YOU AGREE THAT ANY DISPUTE RESOLUTION PROCEEDINGS WILL BE CONDUCTED ONLY ON AN INDIVIDUAL BASIS AND NOT IN A CLASS, CONSOLIDATED, OR REPRESENTATIVE ACTION.

11. General Provisions

11.1 Entire Agreement

This Agreement, together with our Terms of Service, Privacy Policy, and Acceptable Use Policy, constitutes the entire agreement between you and the Company regarding the Software and supersedes all prior agreements and understandings.

11.2 Amendments

The Company reserves the right to modify this Agreement at any time. We will provide notice of material changes by posting the updated Agreement on our website or through the Software. Your continued use of the Software after such changes constitutes acceptance of the modified Agreement.

11.3 Severability

If any provision of this Agreement is held to be invalid, illegal, or unenforceable, such provision shall be modified to the minimum extent necessary to make it valid and enforceable, and the remaining provisions shall continue in full force and effect.

11.4 Waiver

No failure or delay by the Company in exercising any right under this Agreement shall constitute a waiver of that right. Any waiver must be in writing and signed by an authorized representative of the Company.

11.5 Assignment

You may not assign or transfer this Agreement or any rights or obligations hereunder without the prior written consent of the Company. The Company may assign this Agreement without restriction.

11.6 Notices

All notices under this Agreement shall be in writing. Notices to you may be sent to the email address associated with your account. Notices to us should be sent to legal@ovationpms.com.

11.7 Export Compliance

You agree to comply with all applicable export control laws and regulations. You represent that you are not located in a country subject to U.S. embargo or designated as a "terrorist supporting" country.

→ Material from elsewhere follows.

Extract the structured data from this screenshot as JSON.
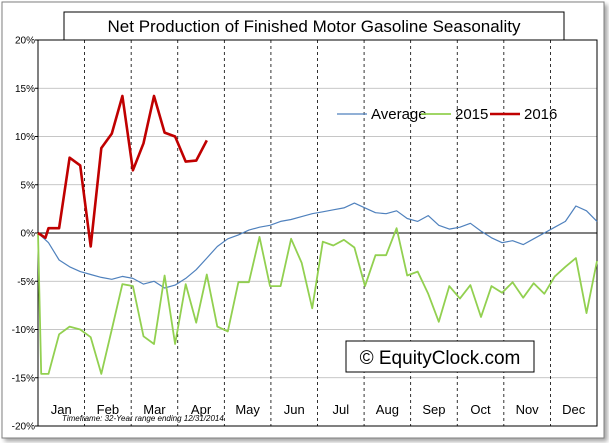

11.8 U.S. Government End Users

If you are a U.S. Government end user, the Software is a "Commercial Item" as defined in 48 C.F.R. §2.101, and is licensed in accordance with the terms of this Agreement.

12. Contact Information

If you have any questions about this Agreement, please contact us:

BY USING THE SOFTWARE, YOU ACKNOWLEDGE THAT YOU HAVE READ, UNDERSTOOD, AND AGREE TO BE BOUND BY THIS END USER LICENSE AGREEMENT.